The background looked a bit bland, so I pulled out a stolen ‘stop’ sign that lived in the courtyard behind the flat. Bingo! The hat made a beautiful picture and the stop sign was the perfect backdrop for the ‘stage’.

Gordon living Fanie Visagie in episode one, "The Klippies en Kolgaans with Fanie Visagie"
Gordon living Fanie Visagie in episode one, “The Klippies en Kolgaans with Fanie Visagie”

I got the flow going like a down-town rapper in terms of content while the dudes were still chilling in the living room – our Big Mac fan chewed ever so quietly not to disturb the filming. I must say, as far as live studio audiences go, those guys were flipping cool. I’d never really worked like that before; it was a very ‘loose’ way of acting. I’m used to scripts and rigid studios with assistant directors pushing on the schedule the whole time – there’s nothing relaxing about it. But it took us an hour and a half to film episode one of Fanie Visagie. Very quick if compared to the standard in the filming industry. I was very sceptical as to how the movie was actually going to look like.

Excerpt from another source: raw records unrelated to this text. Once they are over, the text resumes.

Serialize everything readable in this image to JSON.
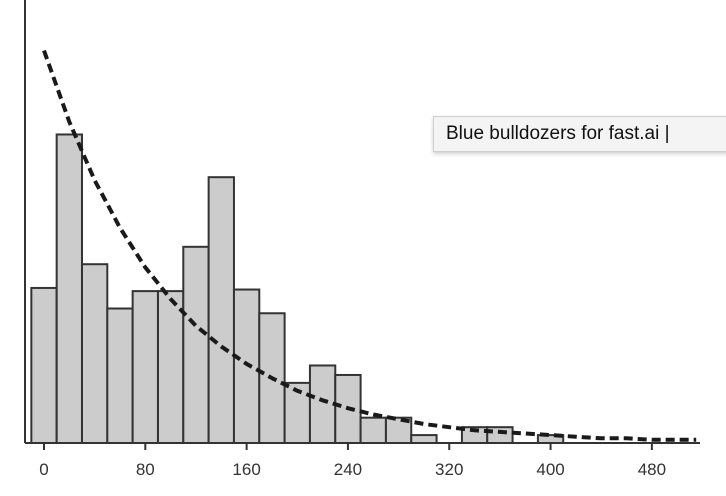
{
  "chart_data": {
    "type": "bar",
    "subtype": "histogram",
    "bin_width": 20,
    "bins": [
      {
        "x0": -10,
        "x1": 10,
        "value": 98
      },
      {
        "x0": 10,
        "x1": 30,
        "value": 195
      },
      {
        "x0": 30,
        "x1": 50,
        "value": 113
      },
      {
        "x0": 50,
        "x1": 70,
        "value": 85
      },
      {
        "x0": 70,
        "x1": 90,
        "value": 96
      },
      {
        "x0": 90,
        "x1": 110,
        "value": 96
      },
      {
        "x0": 110,
        "x1": 130,
        "value": 124
      },
      {
        "x0": 130,
        "x1": 150,
        "value": 168
      },
      {
        "x0": 150,
        "x1": 170,
        "value": 97
      },
      {
        "x0": 170,
        "x1": 190,
        "value": 82
      },
      {
        "x0": 190,
        "x1": 210,
        "value": 38
      },
      {
        "x0": 210,
        "x1": 230,
        "value": 49
      },
      {
        "x0": 230,
        "x1": 250,
        "value": 43
      },
      {
        "x0": 250,
        "x1": 270,
        "value": 16
      },
      {
        "x0": 270,
        "x1": 290,
        "value": 16
      },
      {
        "x0": 290,
        "x1": 310,
        "value": 5
      },
      {
        "x0": 310,
        "x1": 330,
        "value": 0
      },
      {
        "x0": 330,
        "x1": 350,
        "value": 10
      },
      {
        "x0": 350,
        "x1": 370,
        "value": 10
      },
      {
        "x0": 370,
        "x1": 390,
        "value": 0
      },
      {
        "x0": 390,
        "x1": 410,
        "value": 5
      }
    ],
    "curve": {
      "style": "dashed",
      "points": [
        [
          0,
          248
        ],
        [
          20,
          203
        ],
        [
          40,
          166
        ],
        [
          60,
          136
        ],
        [
          80,
          111
        ],
        [
          100,
          91
        ],
        [
          120,
          74
        ],
        [
          140,
          61
        ],
        [
          160,
          50
        ],
        [
          180,
          41
        ],
        [
          200,
          33
        ],
        [
          220,
          27
        ],
        [
          240,
          22
        ],
        [
          260,
          18
        ],
        [
          280,
          15
        ],
        [
          300,
          12
        ],
        [
          320,
          10
        ],
        [
          340,
          8
        ],
        [
          360,
          7
        ],
        [
          380,
          6
        ],
        [
          400,
          5
        ],
        [
          420,
          4
        ],
        [
          440,
          3
        ],
        [
          460,
          3
        ],
        [
          480,
          2
        ],
        [
          500,
          2
        ],
        [
          515,
          2
        ]
      ]
    },
    "xlim": [
      -15,
      518
    ],
    "ylim": [
      0,
      280
    ],
    "x_ticks": [
      0,
      80,
      160,
      240,
      320,
      400,
      480
    ],
    "x_tick_labels": [
      "0",
      "80",
      "160",
      "240",
      "320",
      "400",
      "480"
    ],
    "xlabel": "",
    "ylabel": "",
    "title": "",
    "grid": false,
    "colors": {
      "bar_fill": "#cccccc",
      "bar_stroke": "#333333",
      "curve": "#1a1a1a",
      "axis": "#333333"
    }
  },
  "tooltip": {
    "text": "Blue bulldozers for fast.ai |"
  }
}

A few weeks later I saw the final product. It wasn’t perfect, but I didn’t care because it was cool and certainly fresh. After watching the movie it was obvious to me that Matty had raw editing talent. The guy had a feel for rhythm and without any professional training he actually put a decent episode together. Editors are born in my opinion, they are not made. Matty was a natural.

A month later we shot the second episode. Everyone, including myself, was a lot more jacked up. We spent more time on pre-production. Our narrative was also a bit more complex, there were more elements involved. I loved the story and the feeling it gave me.

In the second episode Nick was also filming; we had three cameras rolling, a “lekker” “Boerewors” on the fire and a brandy-and-Coke in hand. To be honest, the “Boerewors” never burnt. How I’m not sure, because those flames were damn hot?

Gordon multi-tasking in Fanie's Zonker
Gordon multi-tasking in Fanie’s Zonker

Five weeks after the first ‘production’ we published Fanie’s Zonker on youtube. The interest’s been good and current indications are that there will be a third episode and perhaps a fourth, and a fifth, and maybe many more? That’s Fanie’s story, a simple idea that was initiated with an ugly kob fly and a cell phone. Special thanks to the two crazy guys, Nick and Matt, who followed the plan through. Long live FlyBru!